Israel vs snail mail: Panel green-lights sale of stake in postal company

Ministerial committee approves sale of 40% of firm: half to private investor, half in public offering of shares on the Tel Aviv Stock Exchange

Shoshanna Solomon is The Times of Israel's Startups and Business reporter

A postal worker stands in the selection hall at a post office in Tel Aviv February, 22, 2010. (Yossi Zeliger/Flash 90)
A postal worker stands in the selection hall at a post office in Tel Aviv February, 22, 2010. (Yossi Zeliger/Flash 90)

Israel has set out plans to privatize its state-owned postal services after years in which the company has been suffering from a drop in profitability and cash flow and from increased competition from alternative services.

On Monday, a ministerial committee in charge of the privatization of government held companies approved the sale of a 40 percent stake in the firm. An initial 20% stake will be sold via a private tender to a strategic investor in Israel or abroad. The remaining 20% stake will be sold off, within two years of the sale of the initial tranche, in a public offering on the Tel Aviv Stock Exchange, the Finance Ministry said in a statement.

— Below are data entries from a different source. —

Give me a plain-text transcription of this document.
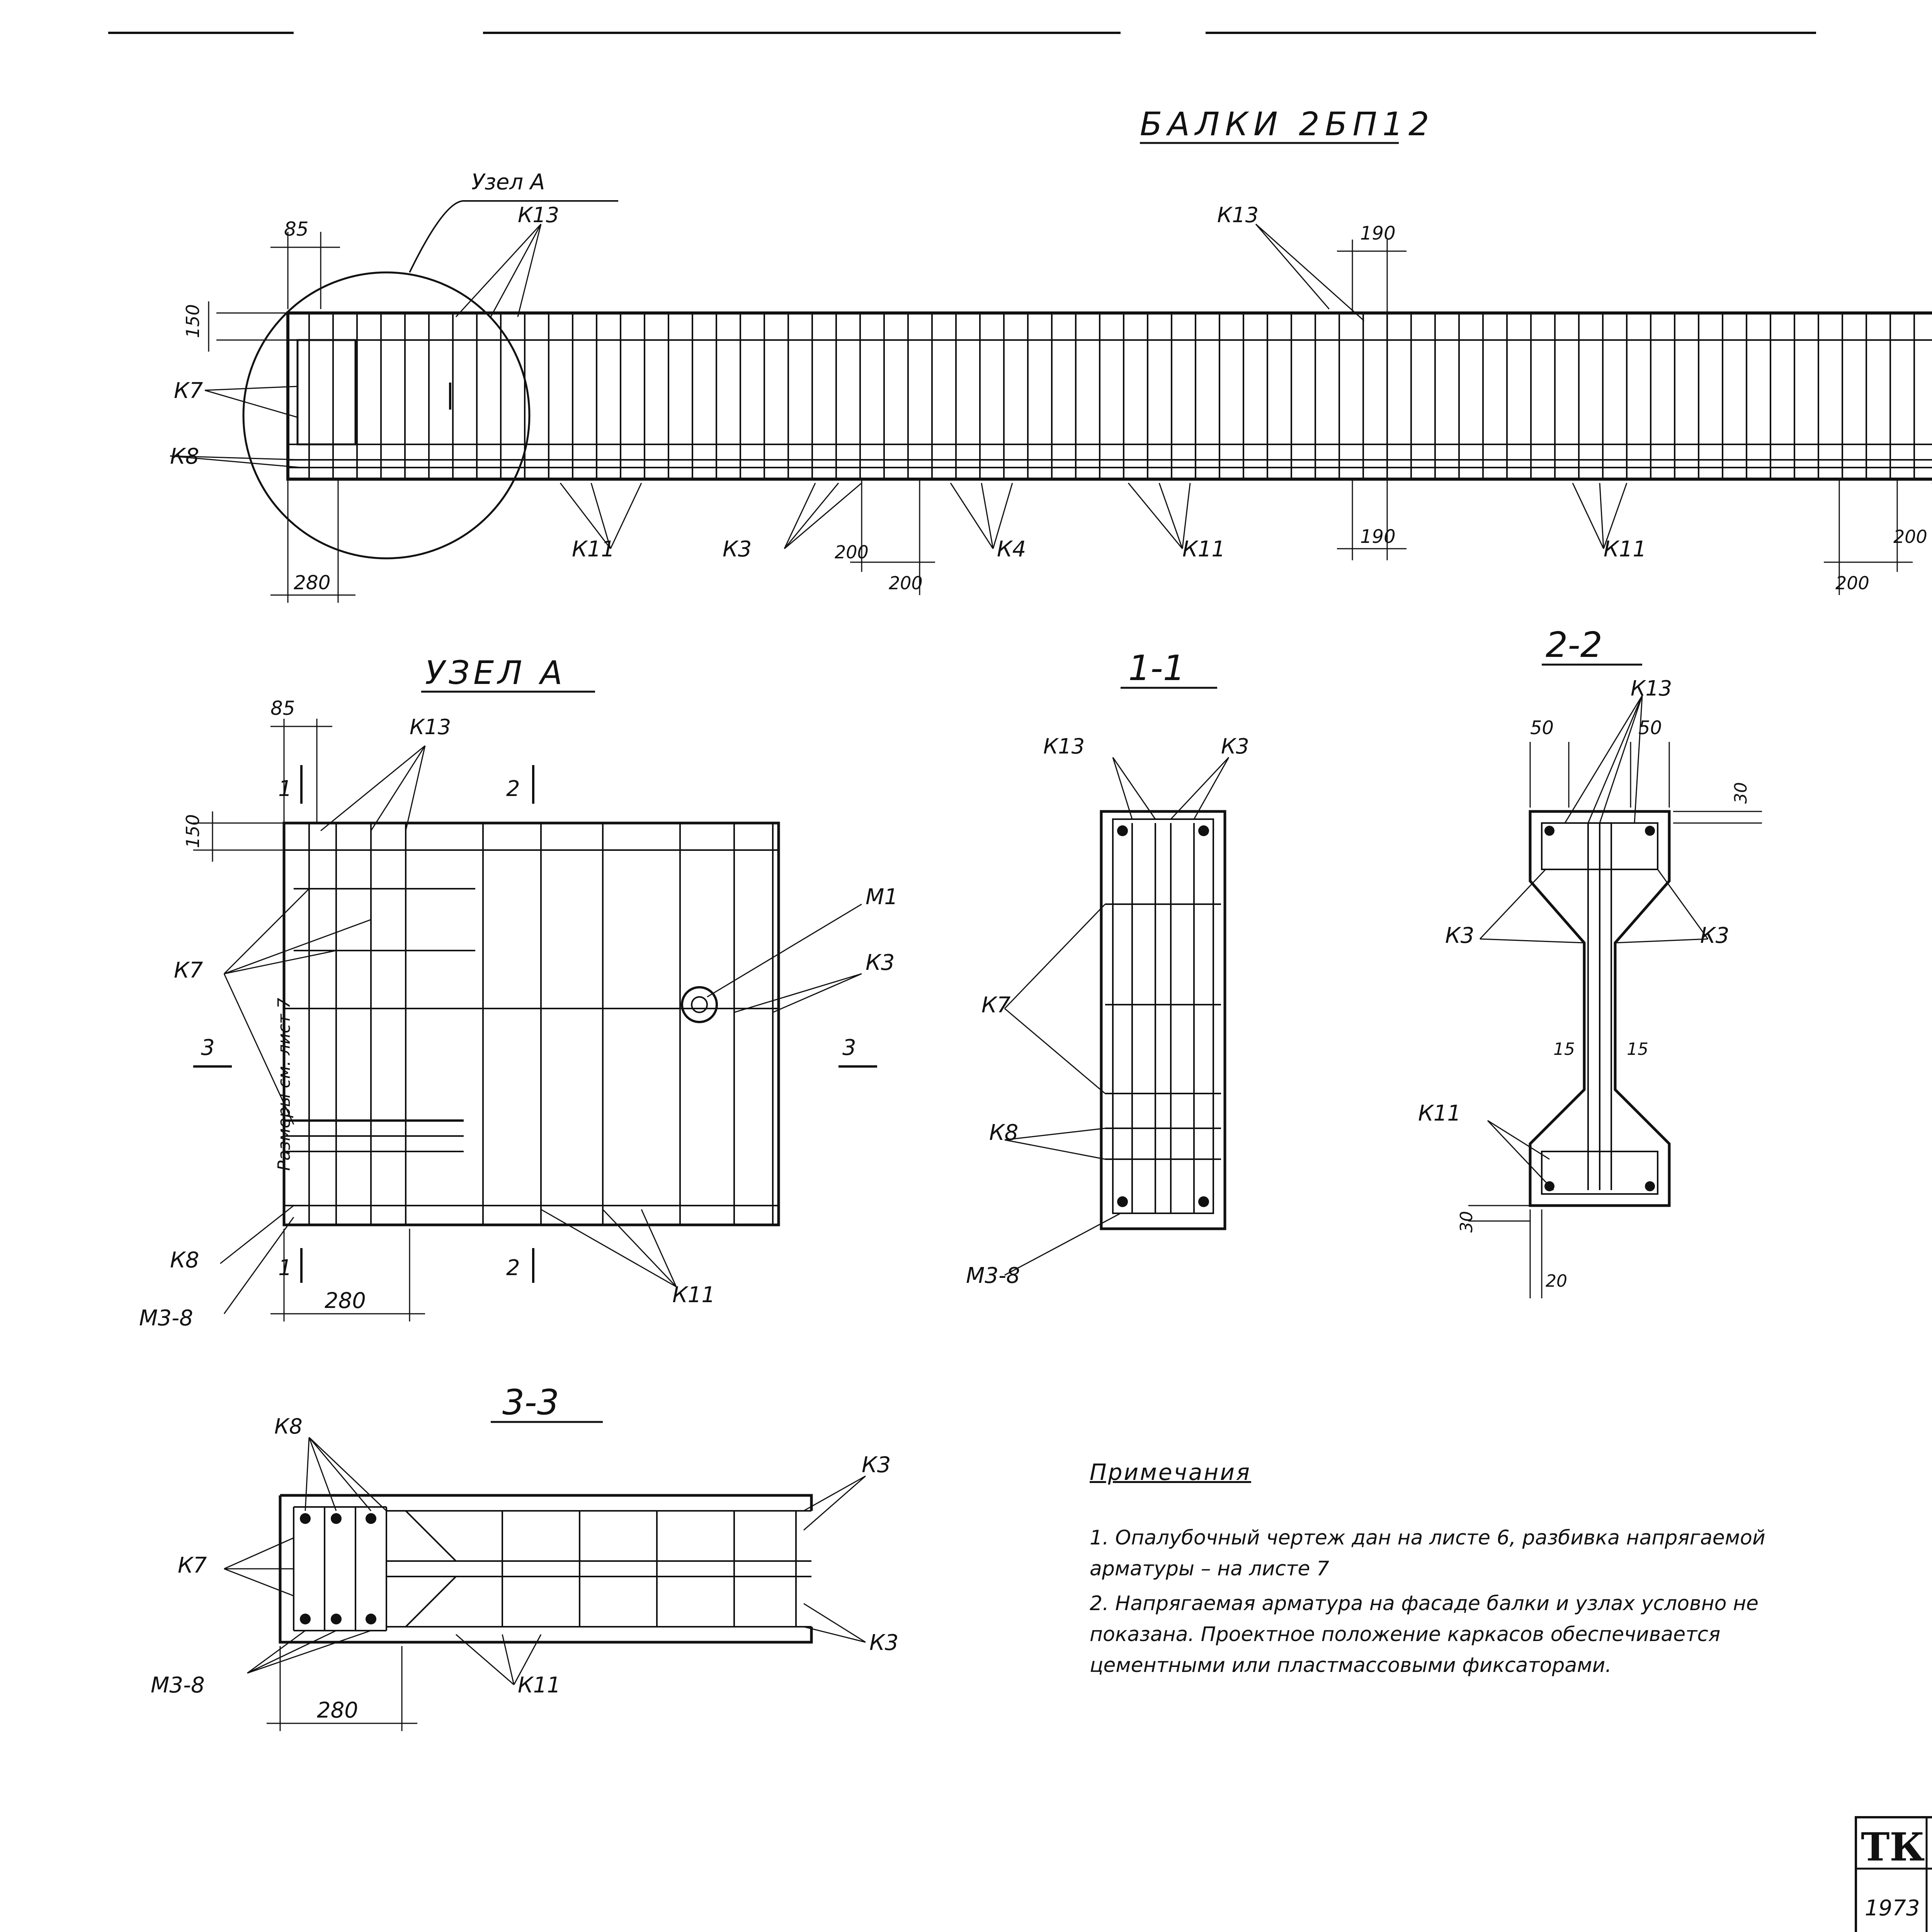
БАЛКИ 2БП12
Узел А
85
150
190
190
280
200
200
200
200
К13	К13
К7
К8
К11	К3	К4	К11	К11
УЗЕЛ А
1	2
1	2
3	3
85
150
280
Размеры см. лист 7
К13
К7
М1
К3
К11
К8
М3-8
1-1
К13	К3
К7
К8
М3-8
2-2
50	50
30
15	15
30
20
К13
К3	К3
К11
3-3
280
К8
К7
М3-8
К3
К3
К11
Примечания
1. Опалубочный чертеж дан на листе 6, разбивка напрягаемой арматуры – на листе 7
2. Напрягаемая арматура на фасаде балки и узлах условно не показана. Проектное положение каркасов обеспечивается цементными или пластмассовыми фиксаторами.
ТК
1973
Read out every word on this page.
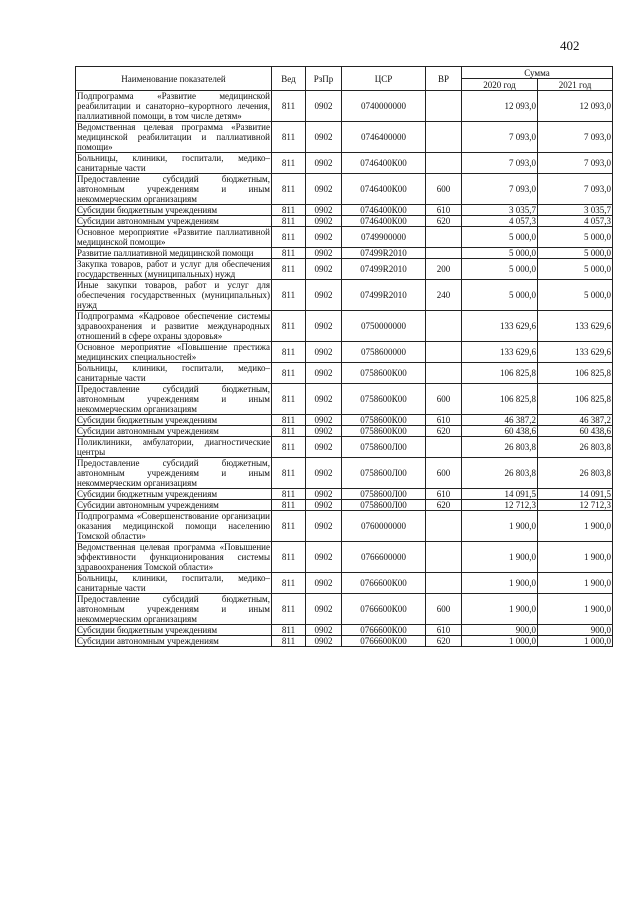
402
Наименование показателей	Вед	РзПр	ЦСР	ВР	Сумма	
					2020 год	2021 год
Подпрограмма «Развитие медицинской реабилитации и санаторно–курортного лечения, паллиативной помощи, в том числе детям»	811	0902	0740000000		12 093,0	12 093,0
Ведомственная целевая программа «Развитие медицинской реабилитации и паллиативной помощи»	811	0902	0746400000		7 093,0	7 093,0
Больницы, клиники, госпитали, медико–санитарные части	811	0902	0746400К00		7 093,0	7 093,0
Предоставление субсидий бюджетным, автономным учреждениям и иным некоммерческим организациям	811	0902	0746400К00	600	7 093,0	7 093,0
Субсидии бюджетным учреждениям	811	0902	0746400К00	610	3 035,7	3 035,7
Субсидии автономным учреждениям	811	0902	0746400К00	620	4 057,3	4 057,3
Основное мероприятие «Развитие паллиативной медицинской помощи»	811	0902	0749900000		5 000,0	5 000,0
Развитие паллиативной медицинской помощи	811	0902	07499R2010		5 000,0	5 000,0
Закупка товаров, работ и услуг для обеспечения государственных (муниципальных) нужд	811	0902	07499R2010	200	5 000,0	5 000,0
Иные закупки товаров, работ и услуг для обеспечения государственных (муниципальных) нужд	811	0902	07499R2010	240	5 000,0	5 000,0
Подпрограмма «Кадровое обеспечение системы здравоохранения и развитие международных отношений в сфере охраны здоровья»	811	0902	0750000000		133 629,6	133 629,6
Основное мероприятие «Повышение престижа медицинских специальностей»	811	0902	0758600000		133 629,6	133 629,6
Больницы, клиники, госпитали, медико–санитарные части	811	0902	0758600К00		106 825,8	106 825,8
Предоставление субсидий бюджетным, автономным учреждениям и иным некоммерческим организациям	811	0902	0758600К00	600	106 825,8	106 825,8
Субсидии бюджетным учреждениям	811	0902	0758600К00	610	46 387,2	46 387,2
Субсидии автономным учреждениям	811	0902	0758600К00	620	60 438,6	60 438,6
Поликлиники, амбулатории, диагностические центры	811	0902	0758600Л00		26 803,8	26 803,8
Предоставление субсидий бюджетным, автономным учреждениям и иным некоммерческим организациям	811	0902	0758600Л00	600	26 803,8	26 803,8
Субсидии бюджетным учреждениям	811	0902	0758600Л00	610	14 091,5	14 091,5
Субсидии автономным учреждениям	811	0902	0758600Л00	620	12 712,3	12 712,3
Подпрограмма «Совершенствование организации оказания медицинской помощи населению Томской области»	811	0902	0760000000		1 900,0	1 900,0
Ведомственная целевая программа «Повышение эффективности функционирования системы здравоохранения Томской области»	811	0902	0766600000		1 900,0	1 900,0
Больницы, клиники, госпитали, медико–санитарные части	811	0902	0766600К00		1 900,0	1 900,0
Предоставление субсидий бюджетным, автономным учреждениям и иным некоммерческим организациям	811	0902	0766600К00	600	1 900,0	1 900,0
Субсидии бюджетным учреждениям	811	0902	0766600К00	610	900,0	900,0
Субсидии автономным учреждениям	811	0902	0766600К00	620	1 000,0	1 000,0
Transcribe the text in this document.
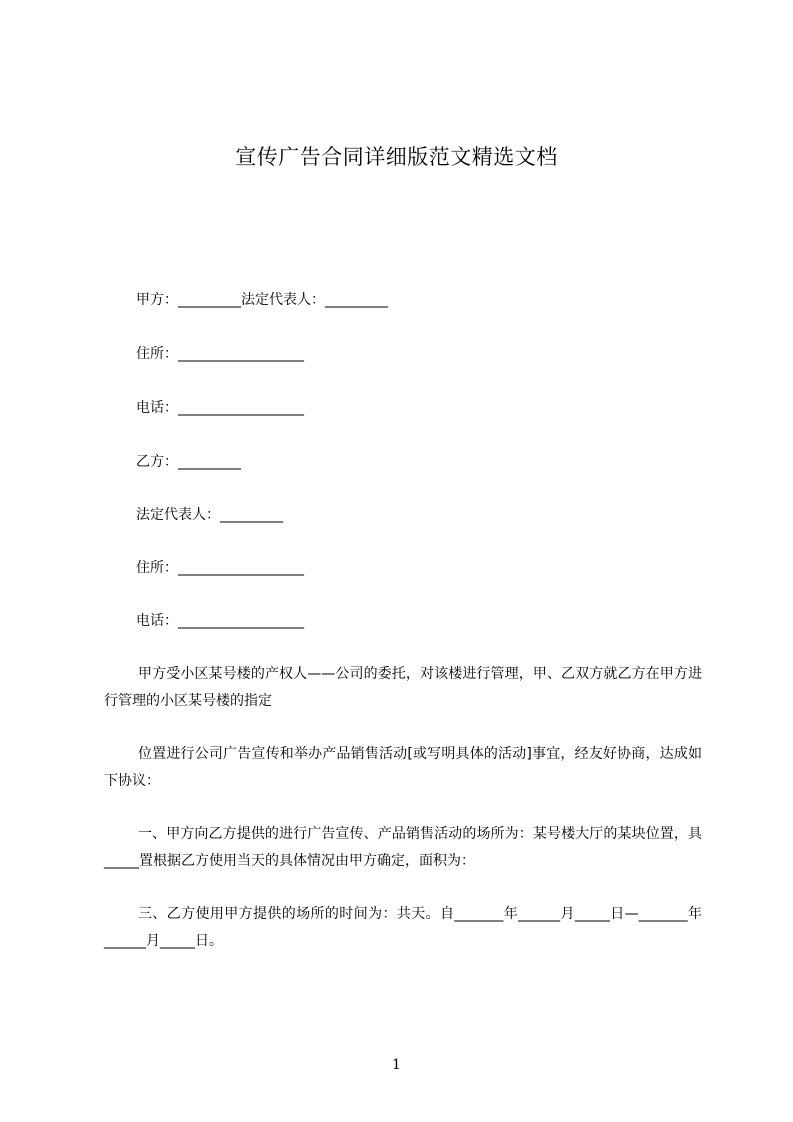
宣传广告合同详细版范文精选文档
甲方：_________法定代表人：_________
住所：__________________
电话：__________________
乙方：_________
法定代表人：_________
住所：__________________
电话：__________________
甲方受小区某号楼的产权人——公司的委托，对该楼进行管理，甲、乙双方就乙方在甲方进行管理的小区某号楼的指定
位置进行公司广告宣传和举办产品销售活动[或写明具体的活动]事宜，经友好协商，达成如下协议：
一、甲方向乙方提供的进行广告宣传、产品销售活动的场所为：某号楼大厅的某块位置，具_____置根据乙方使用当天的具体情况由甲方确定，面积为：
三、乙方使用甲方提供的场所的时间为：共天。自_______年______月_____日—_______年______月_____日。
1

The listing of shares will bring about an increase in transparency, profitability and efficiency in the long term, the statement said. After the sale, the government stake in the firm will be no less than 60%, the statement said.

The strategic investor must commit to hold the shares for seven years and will be allowed to have an influence over choosing the company’s management team. Should the government fail to find an investor, then the full 40% stake will be sold on the stock exchange, the statement said.

To protect the state’s interests, Israel may consider conditioning any holding greater than 5% upon approval.

The postal company has been criticized in recent years for poor service, with letters arriving, if at all, with delays, and long lines at service centers.

Since 2015 the company has undertaken a restructuring plan that envisaged the opening of new distribution centers, a reorganization of its operations and a cut in employees.

Greater efficiency at the firm and its entry into new financial avenues — together with new partners — will help improve company results by “tens of millions of shekels a year,” the statement said.

The statement also said that the privatization is a step forward in the process of separating the company’s financial services from its postal services. The Finance Ministry is seeking to transform the postal bank into an “independent social bank that provides the best services to the Israeli public,” the statement said.